To the optimization algorithm there is a difference between using ModelMultiplexer and using a parameter to discard some of the dimensions: With ModelMultiplexer, you have a parameter dim2.init, and an unrelated parameter dim3.init, while with truncation you use the same parameter for all dimension cases. Your tuner may find, for example, that the specific vector c(A, B, C) works well for init with n == 3 (or dim3.init). If you just truncate the init vector within the learner function, then the vector c(A, B) will be preferred when n == 2 (i.e. the tuner doesn't know that C is not being used and just tries c(A, B, C)); if you use ModelMultiplexer and hence a different parameter for the n == 2 case, then the tuner will not be able to carry over any information. As long as there is some relationship between your outcome (model performance) and vector values even for different values of n you should prefer the truncation method. When truncating it might be useful to consider what part of the vector to truncate.

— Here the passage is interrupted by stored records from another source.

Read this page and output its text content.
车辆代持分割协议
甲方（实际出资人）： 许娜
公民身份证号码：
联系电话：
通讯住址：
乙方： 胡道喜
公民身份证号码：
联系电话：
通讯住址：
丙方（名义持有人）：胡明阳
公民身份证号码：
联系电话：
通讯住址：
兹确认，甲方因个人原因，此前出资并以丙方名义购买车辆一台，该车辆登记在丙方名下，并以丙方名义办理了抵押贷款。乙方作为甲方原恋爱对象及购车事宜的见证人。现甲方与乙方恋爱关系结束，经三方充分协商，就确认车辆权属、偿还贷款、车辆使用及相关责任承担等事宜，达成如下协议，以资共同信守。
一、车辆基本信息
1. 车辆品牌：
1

Ask yourself, is the performance with init = c(A, B, C, D) generally more similar to init = c(A, B), or to init = c(C, D), or init = c(A, D), or something else (init = c(A + B, C + D)/2)?

You should be aware that optimising over a high dimensional parameter space is expensive, so if you have some ways of parametrising the most likely interesting values of init with fewer parameters you should probably do that.

You should not consider 3. if you have the option of writing the learner function; .weights is a special parameter name because it clashes with the internal parameter used for handling case weights in training data, which learners without the "weights" property ignore and therefore remains as a "free" dummy parameter.

Tuning with irace should work out of the box with mlr just as much as mbo does. (There is an issue that it has problems with requirements that depend on DiscreteParam that do not have exclusively character values, but most people don't use non-character-DiscreteParams).

Thanks @mb706 , nice explanation.

Two things about the truncation strategy:

  1. Assuming that the maximum value for n is 10, the initial design of the parameter init in MBO would always be 10-dimensional. right? Does it not affect to the performance of the optimization process?

  2. Another issue is that the values of vector init have a constraint, they must sum up 1 (it is a probability vector, see #451 ). Currently I am coding that as a trafo, but I don't know how to proceed if the vector has always the maximum length.

Many thanks for your help again!!

mb706 commented
  1. Exactly. Which method you choose to use will very likely affect optimization performance, it's a bit hard to say in which way.
  2. You could do the transformation inside the learner. I.e.
    init <- init[1:n]
    init <- normalise(init)
    (for whatever normalisation method you choose)

Ok, now I have a clearer picture of this issue. I'll report back in case of further related questions.

Thank you again!